UNESP/HCFMB - Hospital das Clínicas de Botucatu (SP) — Prova 2021
Mulher de 62 anos foi submetida a histerectomia total + salpingooforectomia bilateral por via laparoscópica. Histopatológico da peça cirúrgica: carcinoma endometrial tipo endometrioide, grau de diferenciação nuclear 1, estádio FIGO IA.A conduta é:
Carcinoma endometrial endometrioide G1 FIGO IA pós-histerectomia → baixo risco, conduta é seguimento clínico.
O carcinoma endometrial tipo endometrioide, grau 1, estádio FIGO IA, é considerado de baixo risco para recorrência. Nesses casos, a cirurgia (histerectomia total e salpingooforectomia bilateral) é geralmente curativa, e não há indicação para terapia adjuvante (radioterapia, braquiterapia ou quimioterapia), sendo o seguimento clínico a conduta adequada.
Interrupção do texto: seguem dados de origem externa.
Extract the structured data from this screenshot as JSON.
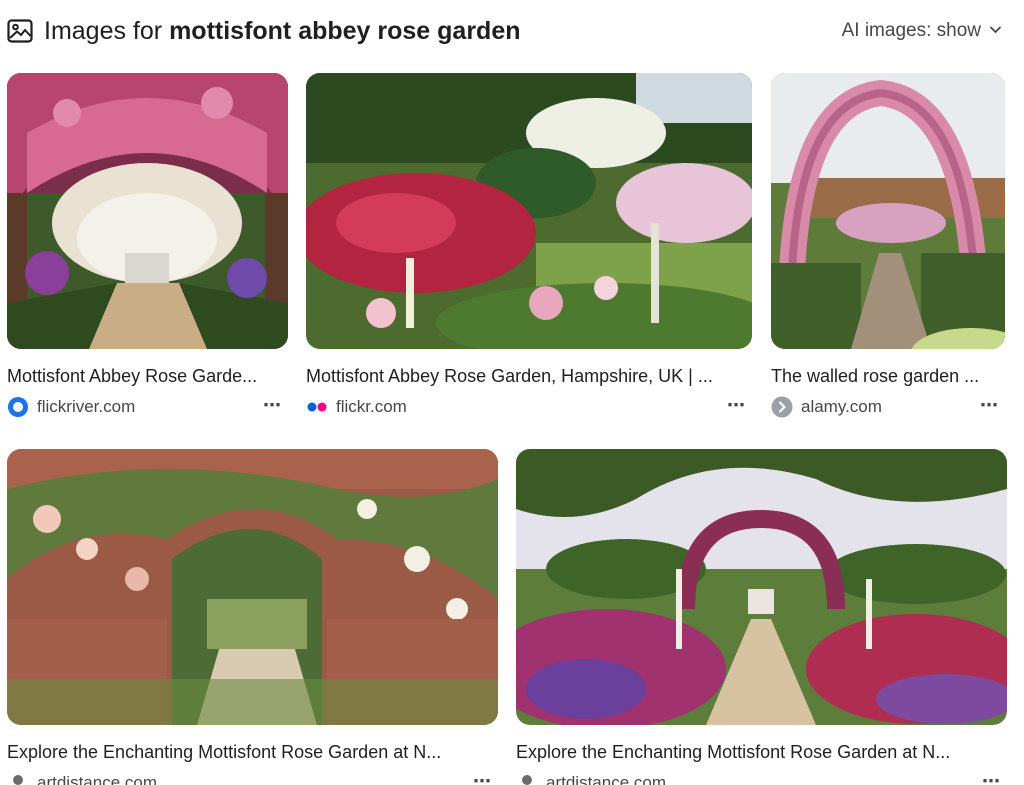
{
  "header": {
    "title_prefix": "Images for ",
    "title_query": "mottisfont abbey rose garden",
    "ai_toggle_label": "AI images: show"
  },
  "results": [
    {
      "caption": "Mottisfont Abbey Rose Garde...",
      "source": "flickriver.com",
      "favicon": "flickriver-icon",
      "image": "rose-arch-tunnel-photo"
    },
    {
      "caption": "Mottisfont Abbey Rose Garden, Hampshire, UK | ...",
      "source": "flickr.com",
      "favicon": "flickr-icon",
      "image": "rose-borders-photo"
    },
    {
      "caption": "The walled rose garden ...",
      "source": "alamy.com",
      "favicon": "alamy-icon",
      "image": "rose-arch-path-photo"
    },
    {
      "caption": "Explore the Enchanting Mottisfont Rose Garden at N...",
      "source": "artdistance.com",
      "favicon": "artdistance-icon",
      "image": "brick-wall-arch-photo"
    },
    {
      "caption": "Explore the Enchanting Mottisfont Rose Garden at N...",
      "source": "artdistance.com",
      "favicon": "artdistance-icon",
      "image": "gravel-path-borders-photo"
    }
  ],
  "colors": {
    "text": "#1f1f1f",
    "muted": "#474747",
    "flickr_blue": "#0063dc",
    "flickr_pink": "#ff0084"
  }
}
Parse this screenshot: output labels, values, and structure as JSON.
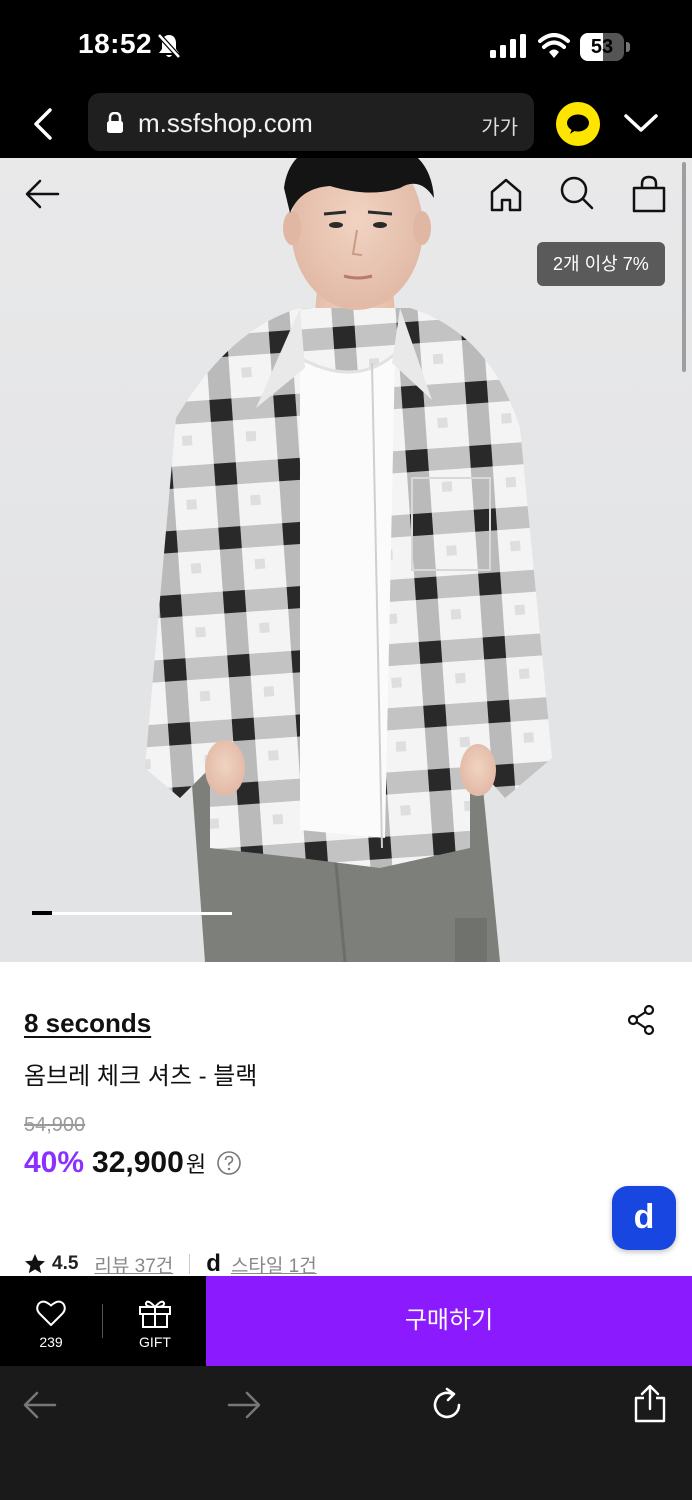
{
  "status_bar": {
    "time": "18:52",
    "battery_level": "53",
    "battery_percent": 0.53,
    "icons": [
      "bell-slash-icon",
      "cellular-signal-icon",
      "wifi-icon",
      "battery-icon"
    ]
  },
  "browser": {
    "url": "m.ssfshop.com",
    "text_size_label": "가가",
    "icons": [
      "back-chevron-icon",
      "lock-icon",
      "kakao-talk-icon",
      "chevron-down-icon"
    ]
  },
  "hero": {
    "promo_badge": "2개 이상 7%",
    "slide_progress": 0.1,
    "icons": [
      "back-arrow-icon",
      "home-icon",
      "search-icon",
      "shopping-bag-icon"
    ]
  },
  "product": {
    "brand": "8 seconds",
    "name": "옴브레 체크 셔츠 - 블랙",
    "original_price": "54,900",
    "discount": "40%",
    "sale_price": "32,900",
    "currency": "원",
    "rating": "4.5",
    "review_link": "리뷰 37건",
    "style_logo": "d",
    "style_link": "스타일 1건"
  },
  "floating_button": {
    "label": "d"
  },
  "buy_bar": {
    "like_count": "239",
    "gift_label": "GIFT",
    "purchase_label": "구매하기"
  },
  "colors": {
    "accent_purple": "#8b1aff",
    "discount_purple": "#8b31ff",
    "kakao_yellow": "#fee500",
    "fab_blue": "#1747e0"
  }
}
O carcinoma endometrial é o câncer ginecológico mais comum em países desenvolvidos, afetando principalmente mulheres pós-menopausa. O tipo endometrioide é o mais frequente e geralmente apresenta melhor prognóstico. O estadiamento é cirúrgico, sendo o sistema FIGO (Federação Internacional de Ginecologia e Obstetrícia) o padrão ouro para determinar a extensão da doença e guiar o tratamento. O caso apresentado descreve um carcinoma endometrial tipo endometrioide, grau de diferenciação nuclear 1 (G1), e estádio FIGO IA. Este perfil indica um tumor de baixo risco, confinado ao útero e com invasão miometrial mínima ou ausente. A histerectomia total e salpingooforectomia bilateral são os pilares do tratamento cirúrgico e, para este grupo de baixo risco, são frequentemente curativas. Para pacientes com carcinoma endometrial de baixo risco (FIGO IA, G1, tipo endometrioide), a conduta padrão após a cirurgia é o seguimento oncológico com observância clínica. Não há benefício comprovado na adição de terapias adjuvantes como radioterapia (incluindo braquiterapia) ou quimioterapia, que poderiam expor a paciente a efeitos adversos desnecessários. O seguimento visa detectar precocemente qualquer recorrência, embora rara neste cenário.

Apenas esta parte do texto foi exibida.